Degradation and detoxification of the triphenylmethane dye malachite green catalyzed by crude manganese peroxidase from Irpex lacteus F17

Malachite green (MG), a recalcitrant, carcinogenic, and mutagenic triphenylmethane dye, was decolorized and detoxified using crude manganese peroxidase (MnP) prepared from the white rot fungus Irpex lacteus F17. In this study, the key factors (pH, temperature, MG, Mn 2+ , H 2 O 2 , MnP) in these processes were investigated. Under optimal conditions, 96 % of 200 mg L −1 of MG was decolorized when 66.32 U L −1 of MnP was added for 1 h.
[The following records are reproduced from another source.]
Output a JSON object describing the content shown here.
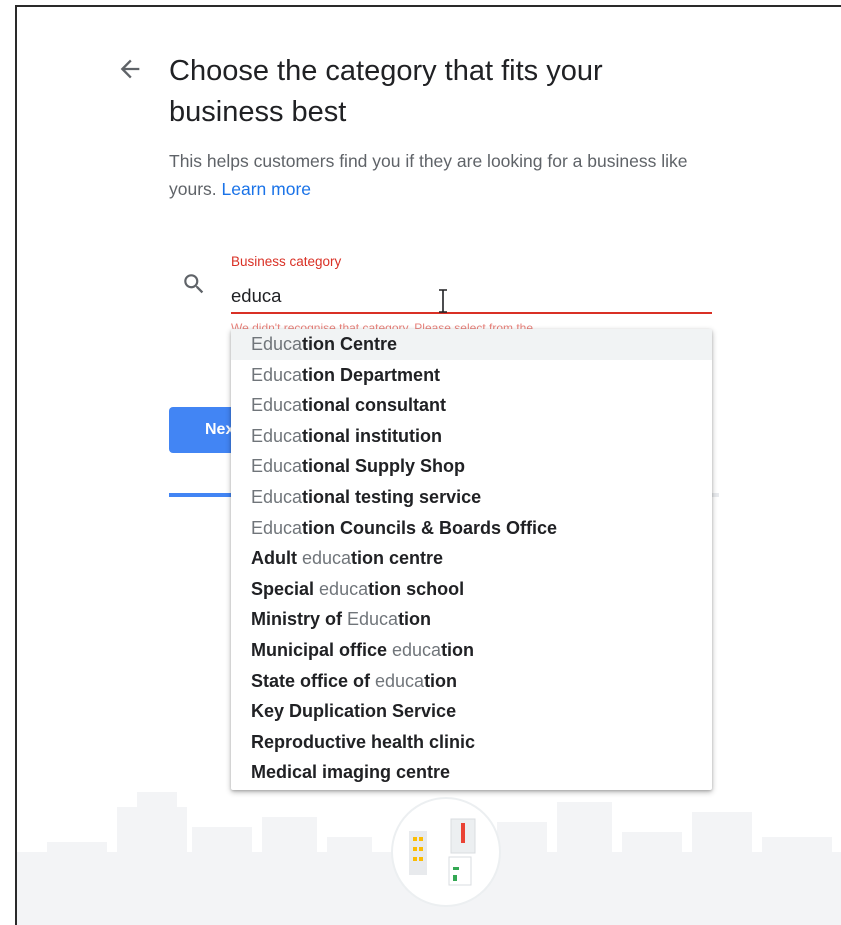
{
  "header": {
    "title": "Choose the category that fits your business best",
    "subtitle": "This helps customers find you if they are looking for a business like yours.",
    "learn_more": "Learn more"
  },
  "field": {
    "label": "Business category",
    "value": "educa",
    "error": "We didn't recognise that category. Please select from the"
  },
  "buttons": {
    "next": "Next"
  },
  "progress": {
    "fraction": 0.12
  },
  "dropdown": {
    "options": [
      {
        "parts": [
          {
            "t": "Educa",
            "m": true
          },
          {
            "t": "tion Centre",
            "m": false
          }
        ]
      },
      {
        "parts": [
          {
            "t": "Educa",
            "m": true
          },
          {
            "t": "tion Department",
            "m": false
          }
        ]
      },
      {
        "parts": [
          {
            "t": "Educa",
            "m": true
          },
          {
            "t": "tional consultant",
            "m": false
          }
        ]
      },
      {
        "parts": [
          {
            "t": "Educa",
            "m": true
          },
          {
            "t": "tional institution",
            "m": false
          }
        ]
      },
      {
        "parts": [
          {
            "t": "Educa",
            "m": true
          },
          {
            "t": "tional Supply Shop",
            "m": false
          }
        ]
      },
      {
        "parts": [
          {
            "t": "Educa",
            "m": true
          },
          {
            "t": "tional testing service",
            "m": false
          }
        ]
      },
      {
        "parts": [
          {
            "t": "Educa",
            "m": true
          },
          {
            "t": "tion Councils & Boards Office",
            "m": false
          }
        ]
      },
      {
        "parts": [
          {
            "t": "Adult ",
            "m": false
          },
          {
            "t": "educa",
            "m": true
          },
          {
            "t": "tion centre",
            "m": false
          }
        ]
      },
      {
        "parts": [
          {
            "t": "Special ",
            "m": false
          },
          {
            "t": "educa",
            "m": true
          },
          {
            "t": "tion school",
            "m": false
          }
        ]
      },
      {
        "parts": [
          {
            "t": "Ministry of ",
            "m": false
          },
          {
            "t": "Educa",
            "m": true
          },
          {
            "t": "tion",
            "m": false
          }
        ]
      },
      {
        "parts": [
          {
            "t": "Municipal office ",
            "m": false
          },
          {
            "t": "educa",
            "m": true
          },
          {
            "t": "tion",
            "m": false
          }
        ]
      },
      {
        "parts": [
          {
            "t": "State office of ",
            "m": false
          },
          {
            "t": "educa",
            "m": true
          },
          {
            "t": "tion",
            "m": false
          }
        ]
      },
      {
        "parts": [
          {
            "t": "Key Duplication Service",
            "m": false
          }
        ]
      },
      {
        "parts": [
          {
            "t": "Reproductive health clinic",
            "m": false
          }
        ]
      },
      {
        "parts": [
          {
            "t": "Medical imaging centre",
            "m": false
          }
        ]
      }
    ]
  },
  "icons": {
    "back": "arrow-back-icon",
    "search": "search-icon",
    "cursor": "text-cursor-icon",
    "illustration": "storefront-illustration-icon"
  },
  "colors": {
    "accent": "#4285f4",
    "link": "#1a73e8",
    "error": "#d93025",
    "text": "#202124",
    "muted": "#5f6368"
  }
}
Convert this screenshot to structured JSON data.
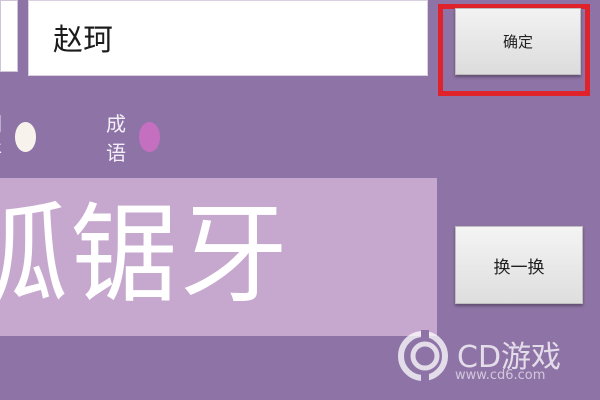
{
  "name_field": {
    "value": "赵珂"
  },
  "confirm_button": {
    "label": "确定"
  },
  "modes": [
    {
      "label": "词语",
      "dot_color": "#f7f3ec"
    },
    {
      "label": "成语",
      "dot_color": "#c56fc0"
    }
  ],
  "display": {
    "text": "狐锯牙"
  },
  "swap_button": {
    "label": "换一换"
  },
  "watermark": {
    "brand": "CD游戏",
    "url": "www.cd6.com"
  },
  "colors": {
    "background": "#8e74a6",
    "display_box": "#c6a8cf",
    "highlight_frame": "#e0232a"
  }
}
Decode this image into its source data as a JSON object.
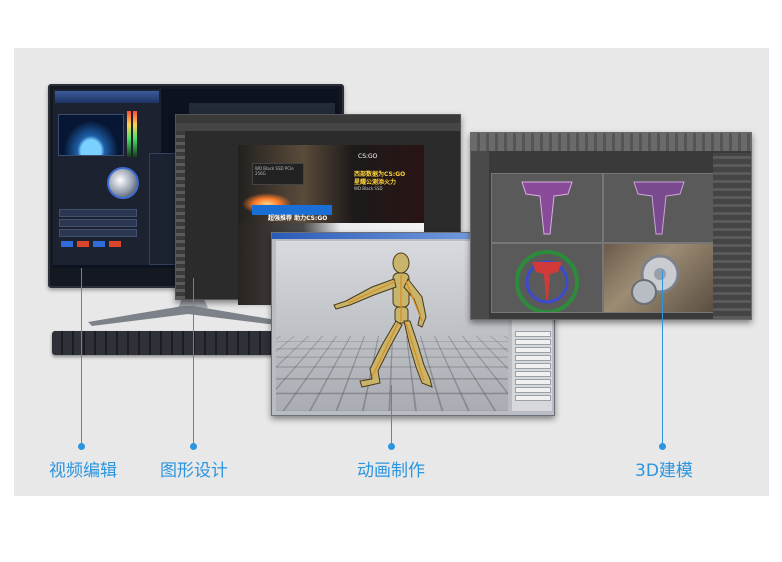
{
  "labels": {
    "video": "视频编辑",
    "design": "图形设计",
    "animation": "动画制作",
    "modeling": "3D建模"
  },
  "photoshop": {
    "logo": "CS:GO",
    "headline1": "西部数据为CS:GO",
    "headline2": "星耀公测添火力",
    "sub": "WD Black SSD",
    "banner": "超强推荐 助力CS:GO",
    "product": "WD Black SSD PCIe 256G"
  },
  "colors": {
    "accent": "#2b95e0",
    "background": "#e8e8e8"
  }
}
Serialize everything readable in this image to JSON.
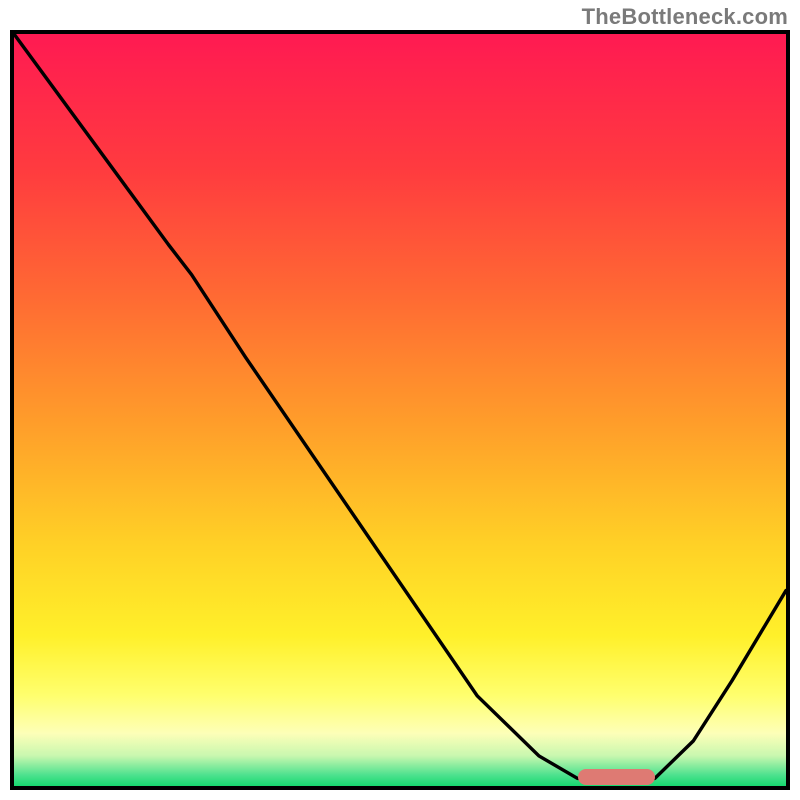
{
  "watermark": "TheBottleneck.com",
  "chart_data": {
    "type": "line",
    "title": "",
    "xlabel": "",
    "ylabel": "",
    "xlim": [
      0,
      100
    ],
    "ylim": [
      0,
      100
    ],
    "grid": false,
    "legend": false,
    "marker": {
      "x_start": 73,
      "x_end": 83,
      "y": 1.2,
      "color": "#de7a73"
    },
    "series": [
      {
        "name": "curve",
        "color": "#000000",
        "x": [
          0,
          5,
          10,
          15,
          20,
          23,
          30,
          40,
          50,
          60,
          68,
          73,
          78,
          83,
          88,
          93,
          100
        ],
        "y": [
          100,
          93,
          86,
          79,
          72,
          68,
          57,
          42,
          27,
          12,
          4,
          1,
          1,
          1,
          6,
          14,
          26
        ]
      }
    ],
    "background_gradient": {
      "stops": [
        {
          "offset": 0.0,
          "color": "#ff1a52"
        },
        {
          "offset": 0.18,
          "color": "#ff3b3f"
        },
        {
          "offset": 0.35,
          "color": "#ff6a33"
        },
        {
          "offset": 0.52,
          "color": "#ff9e2a"
        },
        {
          "offset": 0.68,
          "color": "#ffd126"
        },
        {
          "offset": 0.8,
          "color": "#fff02a"
        },
        {
          "offset": 0.88,
          "color": "#ffff6e"
        },
        {
          "offset": 0.93,
          "color": "#fdffb8"
        },
        {
          "offset": 0.96,
          "color": "#c8f7af"
        },
        {
          "offset": 0.985,
          "color": "#4fe28f"
        },
        {
          "offset": 1.0,
          "color": "#17d96f"
        }
      ]
    }
  }
}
The K m , V max , and k cat values were 109.9 μmol L −1 , 152.8 μmol L −1 min −1 , and 44.5 s −1 , respectively. The decolorization of MG by MnP followed first-order reaction kinetics with a kinetic rate constant of 0.0129 h −1 . UV–vis and UPLC analysis revealed degradation of MG. Furthermore, seven different intermediates formed during the MnP treatment of 0.5 h were identified by LC-TOF-MS. These degradation products were generated via two different routes by either N -demethylation of MG or the oxidative cleavage of the C–C double bond in MG. Based on ecotoxicity analyses performed on bacteria and algae, it was confirmed that MG metabolites produced by the MnP-catalyzed system were appreciably less toxic than the parent compound. These studies indicate the potential use of this enzyme system in the clean-up of aquatic and terrestrial environments.